Ich muss immer ein wenig schmunzeln, wenn im Motorsport jeder Nachwuchsfahrer gleich zum Star ernannt wird, wenn er mal zwei Rennen in Serie gewonnen hat. Pardon, ein Star, das ist etwas Anderes. Star-Charisma verströmen Menschen, die Grosses geleistet haben oder noch immer leisten. Stars unter den Rennfahrern sind selten. Jacky Ickx ist einer von ihnen.
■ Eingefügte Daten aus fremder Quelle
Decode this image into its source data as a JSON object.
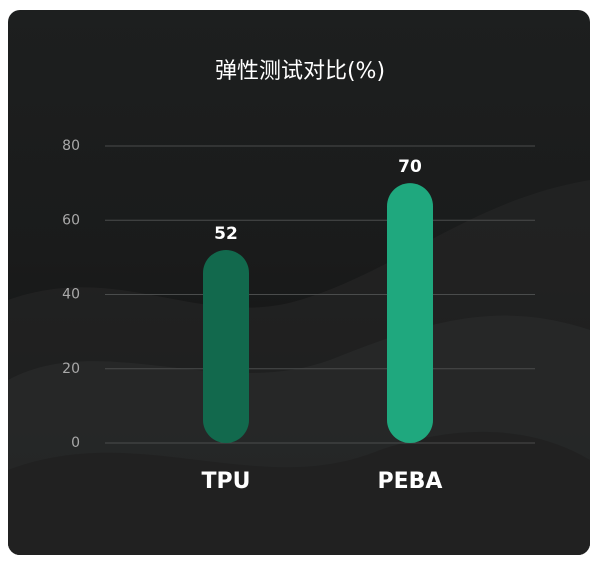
{
  "chart_data": {
    "type": "bar",
    "title": "弹性测试对比(%)",
    "categories": [
      "TPU",
      "PEBA"
    ],
    "values": [
      52,
      70
    ],
    "colors": [
      "#12694d",
      "#1fa87e"
    ],
    "ylim": [
      0,
      80
    ],
    "yticks": [
      0,
      20,
      40,
      60,
      80
    ],
    "grid": true
  }
}
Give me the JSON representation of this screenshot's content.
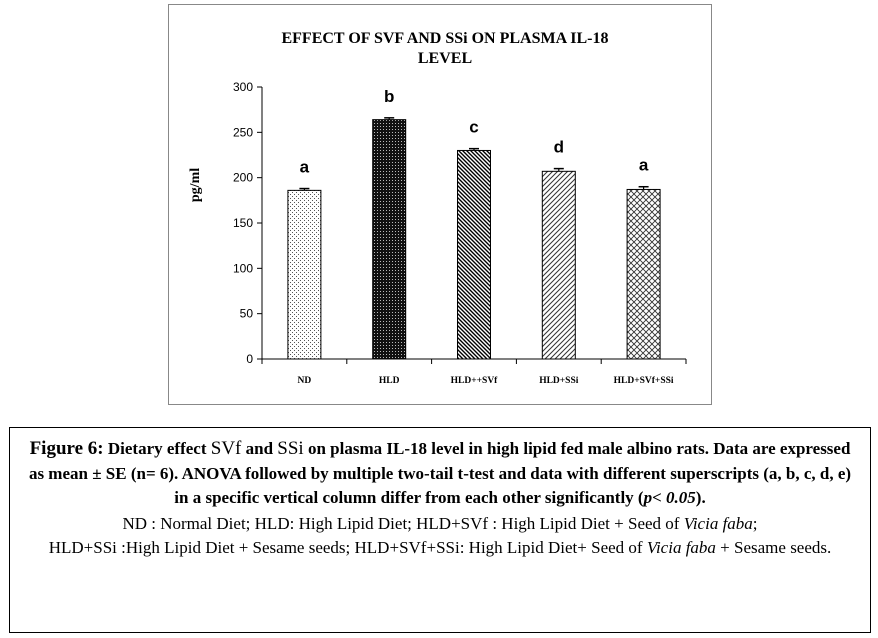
{
  "chart_data": {
    "type": "bar",
    "title_lines": [
      "EFFECT OF SVF AND SSi ON PLASMA IL-18",
      "LEVEL"
    ],
    "ylabel": "pg/ml",
    "xlabel": "",
    "ylim": [
      0,
      300
    ],
    "yticks": [
      "0",
      "50",
      "100",
      "150",
      "200",
      "250",
      "300"
    ],
    "grid": false,
    "legend": "none",
    "categories": [
      "ND",
      "HLD",
      "HLD++SVf",
      "HLD+SSi",
      "HLD+SVf+SSi"
    ],
    "values": [
      186,
      264,
      230,
      207,
      187
    ],
    "errors": [
      2,
      2,
      2,
      3,
      3
    ],
    "significance": [
      "a",
      "b",
      "c",
      "d",
      "a"
    ],
    "patterns": [
      "dots-light",
      "dots-dense",
      "diag-down-dense",
      "diag-up",
      "diag-cross"
    ]
  },
  "caption": {
    "figure_label": "Figure 6:",
    "main_pre": " Dietary effect ",
    "svf": "SVf",
    "main_and": " and ",
    "ssi": "SSi",
    "main_post": " on plasma IL-18 level in high lipid fed male albino rats. Data are expressed as mean ± SE (n= 6). ANOVA followed by multiple two-tail t-test and data with different superscripts (a, b, c, d, e) in a specific vertical column differ from each other significantly (",
    "p_text": "p< 0.05",
    "main_end": ").",
    "abbr1_pre": "ND : Normal Diet; HLD: High Lipid Diet; HLD+",
    "abbr1_svf": "SVf",
    "abbr1_mid": " : High Lipid Diet + Seed of ",
    "abbr1_species": "Vicia faba",
    "abbr1_end": ";",
    "abbr2_pre": "HLD+",
    "abbr2_ssi": "SSi",
    "abbr2_mid": " :High Lipid Diet + Sesame seeds; HLD+",
    "abbr2_svf": "SVf",
    "abbr2_plus": "+",
    "abbr2_ssi2": "SSi",
    "abbr2_mid2": ": High Lipid Diet+ Seed of ",
    "abbr2_species": "Vicia faba",
    "abbr2_end": " + Sesame seeds."
  }
}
Als der heute 77-jährige Belgier vor vier Jahren in Spa-Francorchamps mit einem Ferrari 312B um den grossartigen Ardennenkurs heulte, war zunächst in der Boxengasse kaum noch ein Durchkommen, danach hingen die meisten Teammitglieder am Zaun der Boxenmauer, um Fahrer und Fahrzeug zu bewundern. Was für ein Auftritt!

Ickx ist einer aus der Garde der grossen Piloten der 1960er und 1970er Jahre, die überlebt haben. Selbstverständlich ist das nicht. Der Brüsseler Ickx gibt zu, dass er in jungen Jahren auf Sicherheit gepfiffen hat, heute sieht er das ganz anders. «Ich darf mich glücklich schätzen, dass ich überlebt habe.» Wie seine Wegbegleiter Jackie Stewart, Emerson Fittipaldi und Mario Andretti.

So wie Andretti ist Jacques Bernard «Jacky» Ickx einer der vielseitigsten Piloten der Rennhistorie: Achtfacher Grand-Prix-Sieger, WM-Zweiter 1969 mit Brabham und 1970 mit Ferrari, sechsfacher Le-Mans-Sieger, Sportwagen-Weltmeister 1982 und 1983, Paris-Dakar-Sieger – mit einer unfassbaren Karriere, die vom ersten Trial auf einer 50-ccm-Zündapp im August 1961 im belgischen Alsemberg bis in den Januar 2000 nach Kairo reicht, wo Ickx nach 483. Wettbewerb seiner Renn- und Rallye-Laufbahn gesagt hat: «Nun ist aber Schluss.»

Autor Jon Saltinstall war immer fasziniert vom Facettenreichtum dieses Ausnahmekönners. Er wollte wissen, wie das nun genau war mit all diesen Rennen. Ickx sagt über den Autoren: «Du musst schon sehr viel Leidenschaft für den Sport empfinden, wenn du meine Karriere dermassen detailliert und präzise aufarbeiten willst. Es hat mir Eindruck gemacht, dass Jon den Mumm hatte, sich an diese Aufgabe zu wagen. Also habe ich ihm meine Mitarbeit zugesichert.»

Das Ergebnis ist ein Buch-Schwergewichtler in jeder Hinsicht: mehr als 600 Seiten, mehr als 900 Fotos, mehr als fünf Kilogramm Gewicht. Wir erfahren nicht nur alles über obige 483 Einsätze, sondern auch viel Wissenswertes über Rennen, an welchen Jacky aus unterschiedlichen Gründen nicht teilgenommen hat, Launiges über Gerüchte rund um den Belgier, Hintergründe über missglückte Pläne, Erzählungen über die Ickx-Welt, weit über den Tellerrand des Motorsports hinaus, über historischen Sport.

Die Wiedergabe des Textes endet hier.